Sullivan recognizes that estate taxes "break up unified familial property" and "substantially reduce its value," praising this envious aggression as a democratic safeguard against "creeping aristocracy" and "increasing inequality." This fits into his vision for the Right: "Conservatism should be about rewarding work, not inheritance, and encouraging success, not genetic dumb luck."

Although he's no Marxist, Sullivan betrays leftist streaks here. The dig against "genetic dumb luck" has a Rawlsian stench; the caricature of familial property as dynastic incipience mistakes proprietary tradition for the state-compelled caste that defines aristocratic governments.

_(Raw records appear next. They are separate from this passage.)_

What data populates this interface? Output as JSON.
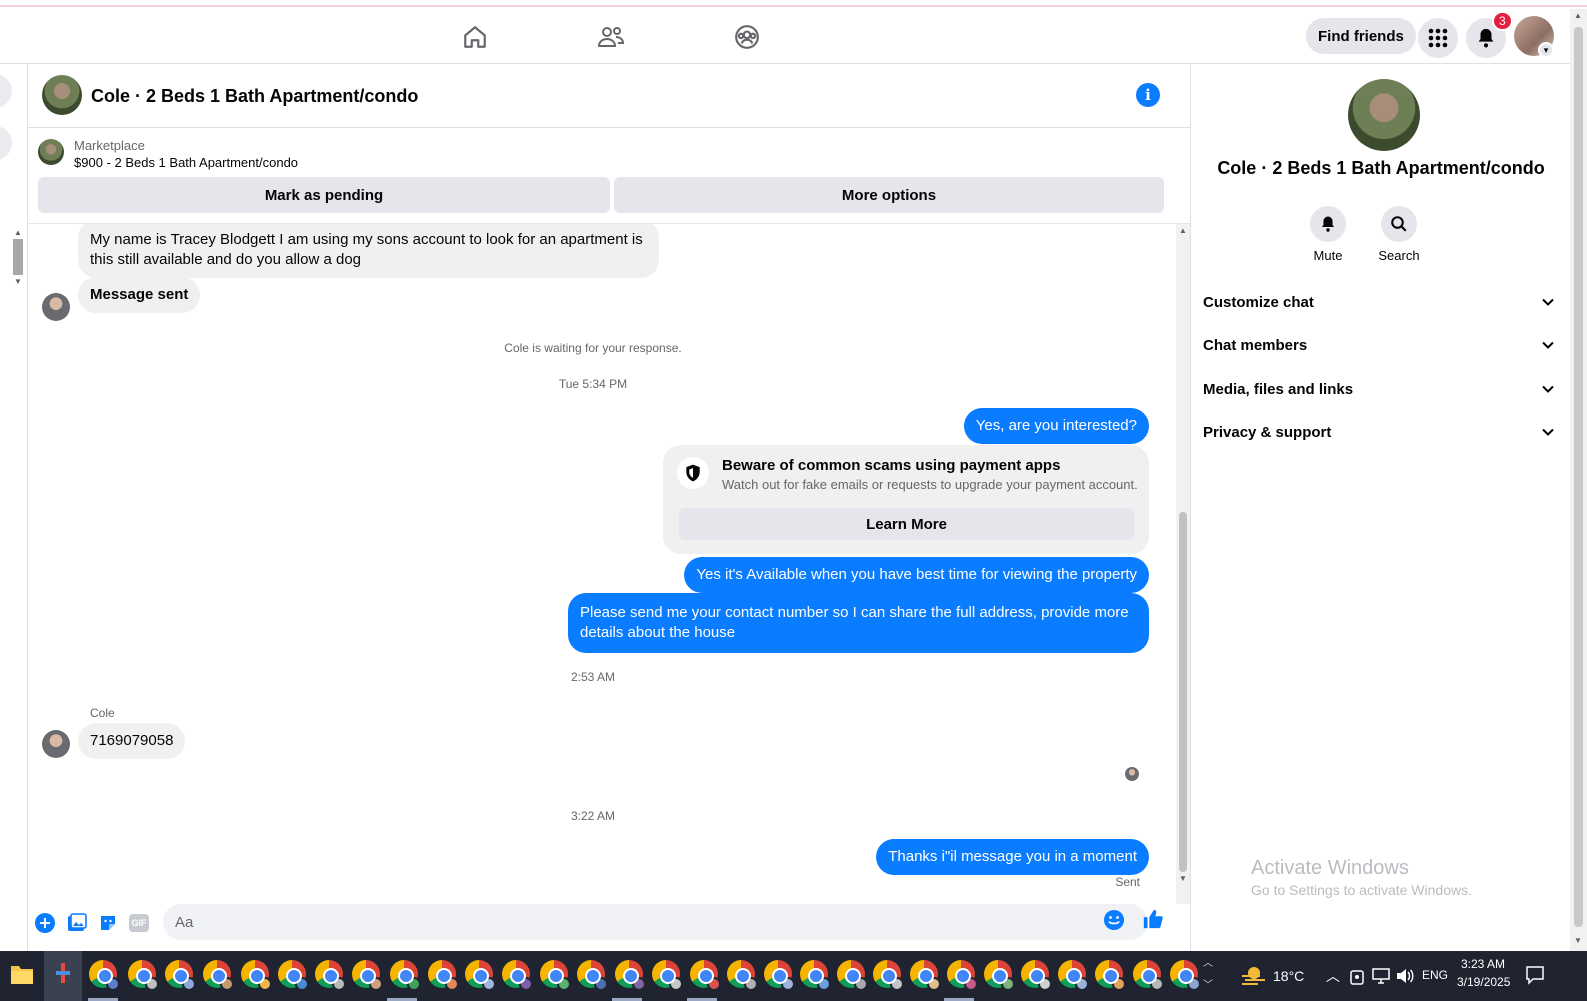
{
  "topnav": {
    "find_friends_label": "Find friends",
    "notification_count": "3"
  },
  "chat": {
    "title": "Cole · 2 Beds 1 Bath Apartment/condo"
  },
  "marketplace": {
    "label": "Marketplace",
    "listing": "$900 - 2 Beds 1 Bath Apartment/condo",
    "mark_pending_label": "Mark as pending",
    "more_options_label": "More options"
  },
  "messages": {
    "msg1": "My name is Tracey Blodgett I am using my sons account to look for an apartment is this still available and do you allow a dog",
    "msg2": "Message sent",
    "waiting_note": "Cole is waiting for your response.",
    "time1": "Tue 5:34 PM",
    "msg3": "Yes, are you interested?",
    "scam_title": "Beware of common scams using payment apps",
    "scam_body": "Watch out for fake emails or requests to upgrade your payment account.",
    "learn_more_label": "Learn More",
    "msg4": "Yes it's Available when you have best time for viewing the property",
    "msg5": "Please send me your contact number so I can share the full address, provide more details about the house",
    "time2": "2:53 AM",
    "sender_name": "Cole",
    "msg6": "7169079058",
    "time3": "3:22 AM",
    "msg7": "Thanks i\"il message you in a moment",
    "status": "Sent"
  },
  "composer": {
    "placeholder": "Aa",
    "gif_label": "GIF"
  },
  "right_pane": {
    "title": "Cole · 2 Beds 1 Bath Apartment/condo",
    "mute_label": "Mute",
    "search_label": "Search",
    "sections": [
      "Customize chat",
      "Chat members",
      "Media, files and links",
      "Privacy & support"
    ]
  },
  "watermark": {
    "line1": "Activate Windows",
    "line2": "Go to Settings to activate Windows."
  },
  "taskbar": {
    "temperature": "18°C",
    "language": "ENG",
    "time": "3:23 AM",
    "date": "3/19/2025"
  },
  "colors": {
    "accent": "#0a7cff",
    "incoming_bubble": "#f0f0f0",
    "notification_badge": "#e41e3f",
    "taskbar": "#1f2430"
  }
}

The absence of an estate tax does not seal off upward mobility for others or reward inheritance over work. Just the opposite, it respects the work that has made inheritance possible and affords individuals the opportunity to bequeath their labor's fruits to their loved ones.

The estate tax had a militarist birth and progressivist revival, a pedigree indicative of its rapacious character. While the majority of Americans do not face the estate tax, preserving this expropriative envy sets a precedent for preying upon the non-affluent. The leap between taxing those with $675,000 bequests and $75,000 or $5,000 bequests is more minuscule than it seems. (Theoretically, any bequest creates an inequality between heirs and non-heirs.)

The Anti-Federalist and Old Republican John Taylor writes in Tyranny Unmasked of "A furious democracy, which invades private property, and scatters it among a multitude." Sullivan's muscularly argued but misguided prescriptions exemplify these words. May his Rothbardian instincts get the better of him.

April 4, 2001

Myles Kantor lives in Boynton Beach, Florida.